Given f(x)=65 and f(x)f(1/x)=f(x)+f(1/x)... find the value of f(6)=???
There is not enough information here for the problem to have a unique solution. I suspect that the intended answer is that $\displaystyle f(x) = x^3+1$, and so f(6) = 217. But in fact if g(x) is an arbitrary function such that g(1/x) = g(x) and g(4)=3, then $\displaystyle f(x) = x^{g(x)}+1$ is a solution, and f(6) can be a completely arbitrary number greater than 1.
The equation $\displaystyle f(x)f(1/x)=f(x)+f(1/x)$ can be written as $\displaystyle \bigl((f(x)-1\bigr)\bigl((f(1/x)-1\bigr) = 1.$ So if $\displaystyle g(x) = f(x)-1$ then $\displaystyle g(1/x) = 1/g(x)$. There are very many functions having that property, but the most obvious solutions are $\displaystyle g(x) = x^k$ for some fixed k.

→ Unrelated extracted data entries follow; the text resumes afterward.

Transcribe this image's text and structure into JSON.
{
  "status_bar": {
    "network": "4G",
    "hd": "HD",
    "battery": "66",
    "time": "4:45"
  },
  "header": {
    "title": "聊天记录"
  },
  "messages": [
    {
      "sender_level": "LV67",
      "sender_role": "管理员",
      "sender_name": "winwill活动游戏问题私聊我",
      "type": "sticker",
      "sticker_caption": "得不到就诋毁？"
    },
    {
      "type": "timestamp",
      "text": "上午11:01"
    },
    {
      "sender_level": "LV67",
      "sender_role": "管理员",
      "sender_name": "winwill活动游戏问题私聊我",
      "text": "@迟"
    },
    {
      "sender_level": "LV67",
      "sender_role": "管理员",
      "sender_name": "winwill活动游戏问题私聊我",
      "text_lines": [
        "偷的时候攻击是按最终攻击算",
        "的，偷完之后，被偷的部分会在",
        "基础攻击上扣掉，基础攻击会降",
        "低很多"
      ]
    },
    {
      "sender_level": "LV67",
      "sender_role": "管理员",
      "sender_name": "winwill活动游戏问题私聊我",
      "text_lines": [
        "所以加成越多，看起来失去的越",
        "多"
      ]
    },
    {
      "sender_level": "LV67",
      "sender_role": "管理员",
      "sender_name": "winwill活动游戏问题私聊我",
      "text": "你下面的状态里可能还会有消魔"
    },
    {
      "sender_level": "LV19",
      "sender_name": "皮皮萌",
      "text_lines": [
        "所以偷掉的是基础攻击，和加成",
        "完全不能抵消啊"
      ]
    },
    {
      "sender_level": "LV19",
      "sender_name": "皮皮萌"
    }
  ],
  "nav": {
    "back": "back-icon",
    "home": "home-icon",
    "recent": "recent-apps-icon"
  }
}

If $\displaystyle f(4) = 65$ then $\displaystyle g(4) = 64 = 4^3$. That suggests that we should take k=3, giving $\displaystyle g(x) = x^3$ and hence $\displaystyle f(x) = x^3+1.$
But as I said in the previous comment, there is nothing unique about that solution. If there really was no further information given, then this is a very badly thought out problem.